The Outdoor Science Lab for Kids: 52 Family-Friendly Experiments for the Yard, Garden, Playground, and Park is a good guide to home science experiments for kids, usually with adult involvement, ranging across a fairly wide range of age but mainly, I’d say, middle school for unsupervised work, or pretty much any age if supervised.
All of the experiments can be done by adults with younger kids watching or being involved to varying degrees.
Most of he experiments cost little or nothing, depending on where you live (like, do you live near a pond?) and what the phrase “common household ingredients” means to you.
Many of the experiments involve things in nature, which is why it is the “outdoor” and not the “kitchen” or “bathroom” science lab.
Make a pitfall trap, find and observe inverts, conduct plant warfare using the principle of allelopathy.
For those in temperate zones, these are mainly spring-summer-fall experiments, so with 52 of them, this book is good for a few years.
Each spread (two pages) has one experiment, richly illustrated with photographs.
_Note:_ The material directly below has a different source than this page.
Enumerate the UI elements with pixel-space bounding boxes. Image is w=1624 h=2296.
There is a list of materials, safety tips, the protocol, and a side bar on the science itself, along with a “creative enrichment” idea such as making graphs, or testing the allelopathic properties of invasives.
The author, Liz Heinche, is a molecular biologist and mom, thus this book. From the publisher:
Outdoor Science Lab for Kids offers 52 fun science activities for families to do together. The experiments can be used as individual projects, for parties, or as educational activities for groups. Outdoor Science Lab for Kids will tempt families to learn about physics, chemistry and biology in their backyards. Learn scientific survival skills and even take some experiments to the playground! Many of the experiments are safe enough for toddlers and exciting enough for older kids, so families can discover the joy of science together.
I know of at least one pre-school that uses the book. I’m not a big fan of home schooling, but home schoolers will like this book. The book is not a substitute for middle school or high school science instruction in schools.
Also in the same series are Kitchen Science Lab for Kids (where you will find an excellent milk rainbow protocol) and Gardening Lab for Kids, which I’ve not looked at.